科学技術論を専門とする大学教員・研究者である林真理の教育、研究、生活雑記。はてなダイアリーから移行してきました。

何年ぶりかでゴールデン街

 今月退職されるM先生の行きつけだという、新宿ゴールデン街の店に行くことになった。この界隈には、長いあいだ足を踏み入れていないような気がする。ひょっとするとインターネットサイトができてから行ったことがないくらいかも知れない。いずれにしても久しぶりだ。
 行き先は、あらかじめ電話をかけたら店を開けてくれるという「気まぐれ営業」のお店。我々4人が入ると店がだいたい一杯になる広さの小さな店だった。一応、窮屈なのを我慢して座れば7人入れるだけの椅子はあった。それ以上客が来た場合は、カウンターの中に入って、立って飲むことになっているという。
 店の主人は、無邪気な少女のように自分の好きなことばかりを話し続ける自称84歳の女性。カウンターの中で、客に合わせてビールを飲んでいる。私がノンアルコールのメニューを尋ねたら、「ウーロン茶ね!」と一刀両断され、目の前に2リットル入りのペットボトルを置かれた。飲み物はまったく冷えていなため、焼酎の他、ウーロン茶、それにビールもすべて氷入りである。ただし、氷はミネラルウォータを用いて冷凍庫で作ったというのが自慢で、女主人は、その氷を少しずつ割って客に配り続けた。

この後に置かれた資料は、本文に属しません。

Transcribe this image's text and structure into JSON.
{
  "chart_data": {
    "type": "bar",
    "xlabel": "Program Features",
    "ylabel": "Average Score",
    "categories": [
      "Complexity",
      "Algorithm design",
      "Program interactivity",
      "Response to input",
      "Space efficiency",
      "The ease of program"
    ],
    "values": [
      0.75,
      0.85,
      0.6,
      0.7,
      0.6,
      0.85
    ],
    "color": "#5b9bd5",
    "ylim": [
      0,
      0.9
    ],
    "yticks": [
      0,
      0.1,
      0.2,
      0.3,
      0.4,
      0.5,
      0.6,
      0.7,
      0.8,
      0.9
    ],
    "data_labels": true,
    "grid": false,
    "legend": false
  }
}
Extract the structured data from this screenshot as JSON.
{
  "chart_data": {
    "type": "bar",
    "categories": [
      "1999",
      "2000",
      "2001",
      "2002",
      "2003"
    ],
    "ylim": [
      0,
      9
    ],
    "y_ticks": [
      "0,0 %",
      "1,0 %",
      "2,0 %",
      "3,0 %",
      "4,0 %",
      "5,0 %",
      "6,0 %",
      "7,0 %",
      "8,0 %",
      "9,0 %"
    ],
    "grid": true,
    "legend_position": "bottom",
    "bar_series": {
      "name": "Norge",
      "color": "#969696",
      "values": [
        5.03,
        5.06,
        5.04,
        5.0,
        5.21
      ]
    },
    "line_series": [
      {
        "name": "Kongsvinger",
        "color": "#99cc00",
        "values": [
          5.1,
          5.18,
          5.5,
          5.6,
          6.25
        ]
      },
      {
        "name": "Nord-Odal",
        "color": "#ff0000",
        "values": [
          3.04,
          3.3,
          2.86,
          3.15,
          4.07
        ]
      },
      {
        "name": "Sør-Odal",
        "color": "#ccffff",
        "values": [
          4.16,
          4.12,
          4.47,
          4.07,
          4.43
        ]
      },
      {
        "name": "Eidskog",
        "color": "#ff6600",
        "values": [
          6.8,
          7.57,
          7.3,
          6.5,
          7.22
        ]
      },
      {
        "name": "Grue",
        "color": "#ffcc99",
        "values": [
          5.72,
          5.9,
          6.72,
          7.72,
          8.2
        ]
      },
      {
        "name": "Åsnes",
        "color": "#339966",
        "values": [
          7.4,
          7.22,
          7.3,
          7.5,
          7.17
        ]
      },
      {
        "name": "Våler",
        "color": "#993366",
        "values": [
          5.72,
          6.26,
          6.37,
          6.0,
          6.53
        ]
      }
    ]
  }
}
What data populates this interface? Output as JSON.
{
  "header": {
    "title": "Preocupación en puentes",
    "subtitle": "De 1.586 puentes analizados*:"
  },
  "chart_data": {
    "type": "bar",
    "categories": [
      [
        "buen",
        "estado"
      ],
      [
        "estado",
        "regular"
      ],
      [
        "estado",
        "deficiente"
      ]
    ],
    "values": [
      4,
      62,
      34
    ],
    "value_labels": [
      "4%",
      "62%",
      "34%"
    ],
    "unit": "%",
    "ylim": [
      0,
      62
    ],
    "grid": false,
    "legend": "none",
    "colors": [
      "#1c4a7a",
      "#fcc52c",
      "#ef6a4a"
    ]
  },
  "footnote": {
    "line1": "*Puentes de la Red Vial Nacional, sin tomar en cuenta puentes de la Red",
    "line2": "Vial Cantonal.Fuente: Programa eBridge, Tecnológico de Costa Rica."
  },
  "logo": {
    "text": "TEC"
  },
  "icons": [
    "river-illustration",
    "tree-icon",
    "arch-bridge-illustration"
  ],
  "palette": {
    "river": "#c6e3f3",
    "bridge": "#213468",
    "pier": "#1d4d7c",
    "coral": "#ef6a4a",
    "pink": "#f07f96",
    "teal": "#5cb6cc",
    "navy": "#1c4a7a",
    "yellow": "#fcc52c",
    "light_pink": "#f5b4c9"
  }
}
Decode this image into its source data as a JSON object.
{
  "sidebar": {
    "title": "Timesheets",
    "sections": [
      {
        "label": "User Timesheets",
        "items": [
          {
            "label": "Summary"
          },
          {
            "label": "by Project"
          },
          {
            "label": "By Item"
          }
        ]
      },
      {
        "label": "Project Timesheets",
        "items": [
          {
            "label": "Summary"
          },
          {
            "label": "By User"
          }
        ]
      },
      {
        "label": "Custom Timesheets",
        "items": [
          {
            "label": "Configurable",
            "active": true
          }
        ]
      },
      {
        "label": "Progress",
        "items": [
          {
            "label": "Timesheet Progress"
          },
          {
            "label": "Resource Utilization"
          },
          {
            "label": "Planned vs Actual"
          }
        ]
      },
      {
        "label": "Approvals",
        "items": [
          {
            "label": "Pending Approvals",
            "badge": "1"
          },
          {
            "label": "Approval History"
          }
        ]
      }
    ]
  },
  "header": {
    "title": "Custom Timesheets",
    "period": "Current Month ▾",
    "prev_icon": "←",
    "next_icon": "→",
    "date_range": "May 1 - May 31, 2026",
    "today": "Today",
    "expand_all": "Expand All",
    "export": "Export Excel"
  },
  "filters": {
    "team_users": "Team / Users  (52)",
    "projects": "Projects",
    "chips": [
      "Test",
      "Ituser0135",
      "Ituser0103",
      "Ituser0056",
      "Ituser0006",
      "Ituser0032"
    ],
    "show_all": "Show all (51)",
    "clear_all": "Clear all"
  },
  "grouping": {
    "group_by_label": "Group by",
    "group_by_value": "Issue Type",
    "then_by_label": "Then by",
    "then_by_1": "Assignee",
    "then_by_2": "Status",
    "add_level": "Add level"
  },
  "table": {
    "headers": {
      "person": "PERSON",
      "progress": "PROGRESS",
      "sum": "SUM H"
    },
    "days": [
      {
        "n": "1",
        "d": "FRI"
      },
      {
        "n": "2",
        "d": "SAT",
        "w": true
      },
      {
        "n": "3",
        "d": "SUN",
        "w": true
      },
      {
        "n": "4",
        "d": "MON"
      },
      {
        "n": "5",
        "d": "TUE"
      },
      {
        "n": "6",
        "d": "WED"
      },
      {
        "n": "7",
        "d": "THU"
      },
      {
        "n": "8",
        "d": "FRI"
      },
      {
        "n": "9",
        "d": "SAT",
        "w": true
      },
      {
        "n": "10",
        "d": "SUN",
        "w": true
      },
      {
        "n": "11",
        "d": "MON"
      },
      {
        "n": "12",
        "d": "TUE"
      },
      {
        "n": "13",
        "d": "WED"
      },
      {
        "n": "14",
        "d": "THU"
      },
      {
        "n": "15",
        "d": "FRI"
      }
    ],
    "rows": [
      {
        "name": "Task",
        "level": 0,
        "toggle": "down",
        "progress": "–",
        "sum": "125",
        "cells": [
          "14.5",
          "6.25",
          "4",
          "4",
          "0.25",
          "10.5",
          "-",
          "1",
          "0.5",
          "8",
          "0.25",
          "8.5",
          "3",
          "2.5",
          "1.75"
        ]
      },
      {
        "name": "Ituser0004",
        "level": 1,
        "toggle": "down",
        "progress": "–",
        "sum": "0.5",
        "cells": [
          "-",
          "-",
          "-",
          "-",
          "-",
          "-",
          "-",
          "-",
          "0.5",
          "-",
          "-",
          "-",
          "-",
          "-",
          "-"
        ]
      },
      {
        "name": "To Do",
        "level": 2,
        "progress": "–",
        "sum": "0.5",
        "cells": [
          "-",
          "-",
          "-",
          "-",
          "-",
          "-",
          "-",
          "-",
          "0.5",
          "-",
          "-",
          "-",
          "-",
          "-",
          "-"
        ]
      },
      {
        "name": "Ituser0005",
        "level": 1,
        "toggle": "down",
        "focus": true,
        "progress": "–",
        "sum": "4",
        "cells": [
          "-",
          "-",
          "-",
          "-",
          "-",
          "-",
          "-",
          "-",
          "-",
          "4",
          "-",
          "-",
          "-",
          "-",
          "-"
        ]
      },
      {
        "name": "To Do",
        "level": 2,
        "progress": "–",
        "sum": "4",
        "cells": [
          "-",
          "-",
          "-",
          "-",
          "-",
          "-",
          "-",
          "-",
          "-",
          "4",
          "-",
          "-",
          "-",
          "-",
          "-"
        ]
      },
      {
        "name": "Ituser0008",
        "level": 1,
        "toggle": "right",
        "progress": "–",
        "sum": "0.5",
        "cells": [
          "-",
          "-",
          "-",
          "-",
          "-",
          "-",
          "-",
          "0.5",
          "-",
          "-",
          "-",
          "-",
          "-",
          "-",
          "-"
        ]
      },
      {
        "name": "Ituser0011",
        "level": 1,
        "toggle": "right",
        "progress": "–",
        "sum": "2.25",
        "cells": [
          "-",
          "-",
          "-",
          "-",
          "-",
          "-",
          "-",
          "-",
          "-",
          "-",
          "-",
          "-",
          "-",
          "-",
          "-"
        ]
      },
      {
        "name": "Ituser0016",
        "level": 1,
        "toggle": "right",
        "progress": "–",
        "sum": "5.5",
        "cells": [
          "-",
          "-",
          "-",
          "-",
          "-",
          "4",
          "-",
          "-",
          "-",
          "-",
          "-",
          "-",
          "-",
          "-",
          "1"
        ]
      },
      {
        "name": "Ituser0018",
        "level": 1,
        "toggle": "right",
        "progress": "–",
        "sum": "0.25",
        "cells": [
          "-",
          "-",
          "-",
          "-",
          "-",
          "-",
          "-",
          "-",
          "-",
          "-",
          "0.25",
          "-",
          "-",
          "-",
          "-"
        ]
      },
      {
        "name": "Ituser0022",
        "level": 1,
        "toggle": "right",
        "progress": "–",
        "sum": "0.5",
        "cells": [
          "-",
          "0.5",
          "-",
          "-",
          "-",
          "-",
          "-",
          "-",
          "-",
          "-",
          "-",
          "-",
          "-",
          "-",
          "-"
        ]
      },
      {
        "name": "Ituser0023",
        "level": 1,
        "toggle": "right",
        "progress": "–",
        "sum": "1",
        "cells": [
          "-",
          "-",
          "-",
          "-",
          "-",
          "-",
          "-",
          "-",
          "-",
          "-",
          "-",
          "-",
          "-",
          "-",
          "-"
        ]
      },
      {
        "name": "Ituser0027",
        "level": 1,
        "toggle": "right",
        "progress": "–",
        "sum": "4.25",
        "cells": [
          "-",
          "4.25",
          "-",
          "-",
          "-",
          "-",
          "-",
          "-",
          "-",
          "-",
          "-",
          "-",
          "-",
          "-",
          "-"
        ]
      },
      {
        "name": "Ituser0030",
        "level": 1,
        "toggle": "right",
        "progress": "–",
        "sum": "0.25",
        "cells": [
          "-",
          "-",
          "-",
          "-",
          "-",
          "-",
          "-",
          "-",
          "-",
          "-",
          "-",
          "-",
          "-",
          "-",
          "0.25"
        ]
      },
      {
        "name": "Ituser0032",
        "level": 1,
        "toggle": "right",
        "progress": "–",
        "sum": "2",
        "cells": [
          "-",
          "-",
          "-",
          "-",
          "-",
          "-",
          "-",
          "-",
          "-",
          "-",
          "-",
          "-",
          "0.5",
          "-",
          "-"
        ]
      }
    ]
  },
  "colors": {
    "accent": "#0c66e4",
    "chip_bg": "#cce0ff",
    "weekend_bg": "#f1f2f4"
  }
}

 食べ物の方は、すぐ近くの伊勢丹で買ってきたオレンジを切って並べたのが、唯一の「手作り」だった。おいしいでしょ、と2回同意を求められた。その他のつまみは、すべて隣の居酒屋からの取り寄せだった。といっても、メニューが置いてあるわけではないので、何が出てくるかわからない。
 サービス精神とは無縁で、主人本意のこだわりが押しつけられるこの店だが、何年も続いているという。きっと、主人の話し相手になり、時には店を手伝う一定数の固定客が存在するに違いない。そこは、主人の魅力がなせるわざなのだろう。通常の「飲食店」とはまったく違う力学で成り立っているこの空間に、自分もわずかな時間とはいえ存在し得たことがうれしかったので、そのことをここに書きとめておこうと思う。